OneRoof property commentator Ashley Church said the group of flippers who renovated were doing a public good by upgrading housing stock.
"But the second group, who just buy a property and sit on it for a few months and make a profit off the fact the market is rising - as far as I'm concerned that's a blight on society," he said.
"They're not adding anything, just using it as an opportunity to make a dollar."
In total during the boom years, all speculators brought in $1.2 billion off flips - defined as residential properties bought-and-onsold within six months. There were more than 14,000 such sales nationwide.
Most of the activity was in Auckland, where central-city apartments (popular with foreign buyers) and houses in Manukau were hardest hit.
At flipping's peak in 2015, nearly one in 10 house sales in Manukau were by owners who held the property for less than six months. Nationwide, flipping was 4.6 per cent of all sales.
Data shows flipping plummeted alongside other investor activity as the market began to plateau in the past couple of years.
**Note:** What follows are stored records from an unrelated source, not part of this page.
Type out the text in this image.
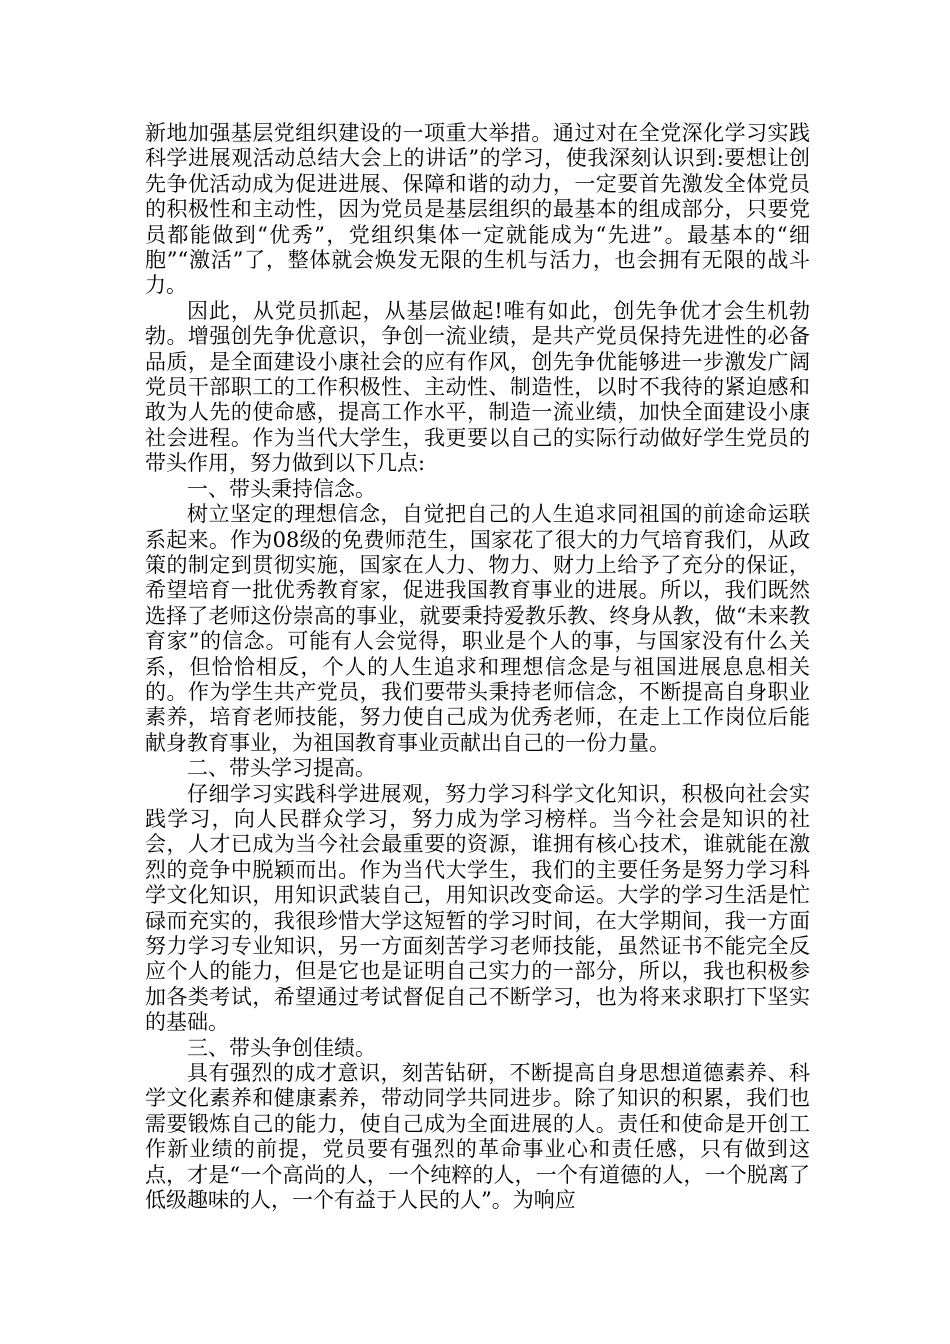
新地加强基层党组织建设的一项重大举措。通过对在全党深化学习实践科学进展观活动总结大会上的讲话”的学习，使我深刻认识到:要想让创先争优活动成为促进进展、保障和谐的动力，一定要首先激发全体党员的积极性和主动性，因为党员是基层组织的最基本的组成部分，只要党员都能做到“优秀”，党组织集体一定就能成为“先进”。最基本的“细胞”“激活”了，整体就会焕发无限的生机与活力，也会拥有无限的战斗力。

因此，从党员抓起，从基层做起!唯有如此，创先争优才会生机勃勃。增强创先争优意识，争创一流业绩，是共产党员保持先进性的必备品质，是全面建设小康社会的应有作风，创先争优能够进一步激发广阔党员干部职工的工作积极性、主动性、制造性，以时不我待的紧迫感和敢为人先的使命感，提高工作水平，制造一流业绩，加快全面建设小康社会进程。作为当代大学生，我更要以自己的实际行动做好学生党员的带头作用，努力做到以下几点:

一、带头秉持信念。

树立坚定的理想信念，自觉把自己的人生追求同祖国的前途命运联系起来。作为08级的免费师范生，国家花了很大的力气培育我们，从政策的制定到贯彻实施，国家在人力、物力、财力上给予了充分的保证，希望培育一批优秀教育家，促进我国教育事业的进展。所以，我们既然选择了老师这份崇高的事业，就要秉持爱教乐教、终身从教，做“未来教育家”的信念。可能有人会觉得，职业是个人的事，与国家没有什么关系，但恰恰相反，个人的人生追求和理想信念是与祖国进展息息相关的。作为学生共产党员，我们要带头秉持老师信念，不断提高自身职业素养，培育老师技能，努力使自己成为优秀老师，在走上工作岗位后能献身教育事业，为祖国教育事业贡献出自己的一份力量。

二、带头学习提高。

仔细学习实践科学进展观，努力学习科学文化知识，积极向社会实践学习，向人民群众学习，努力成为学习榜样。当今社会是知识的社会，人才已成为当今社会最重要的资源，谁拥有核心技术，谁就能在激烈的竞争中脱颖而出。作为当代大学生，我们的主要任务是努力学习科学文化知识，用知识武装自己，用知识改变命运。大学的学习生活是忙碌而充实的，我很珍惜大学这短暂的学习时间，在大学期间，我一方面努力学习专业知识，另一方面刻苦学习老师技能，虽然证书不能完全反应个人的能力，但是它也是证明自己实力的一部分，所以，我也积极参加各类考试，希望通过考试督促自己不断学习，也为将来求职打下坚实的基础。

三、带头争创佳绩。

具有强烈的成才意识，刻苦钻研，不断提高自身思想道德素养、科学文化素养和健康素养，带动同学共同进步。除了知识的积累，我们也需要锻炼自己的能力，使自己成为全面进展的人。责任和使命是开创工作新业绩的前提，党员要有强烈的革命事业心和责任感，只有做到这点，才是“一个高尚的人，一个纯粹的人，一个有道德的人，一个脱离了低级趣味的人，一个有益于人民的人”。为响应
However, Auckland Council chief economist David Norman said despite some policy changes such as the foreign buyer ban and loan-to-value making property investment less attractive, without a wide-ranging capital gains tax it was likely once the market picked up again, flipping would too.
The Weekend Herald created a complete list of "flips" from property data held by Land Information NZ. LINZ does not hold historical ownership changes for properties, but we were able to use weekly backup of the data (provided by LINZ) to reconstruct a timeline for these properties, showing how their ownership changed over time.
The data goes from December 2012, when digital versions of the records began, to the present day.
We searched this timeline for every property in New Zealand that changed hands twice or more within 180 days. For our definition of flipping, we excluded all the partial ownership changes, where some of the same owners remained. For example, joint ownership situations where owners were added or removed were not counted as having changed hands.
After excluding some special cases, such as Housing New Zealand or construction or trustee companies, we ranked the owners based on the number of flips they participated in as the flipper. These are the companies that have done the most flipping since January 2013.
We then used QV data to analyse the difference between the purchase price and subsequent sale price to calculate the flippers' "gain". This does not include any fees paid to agents or lawyers, or renovation cost. Some sales didn't have price data available. Averages rely on known prices.
Other property data provided by Valocity and CoreLogic.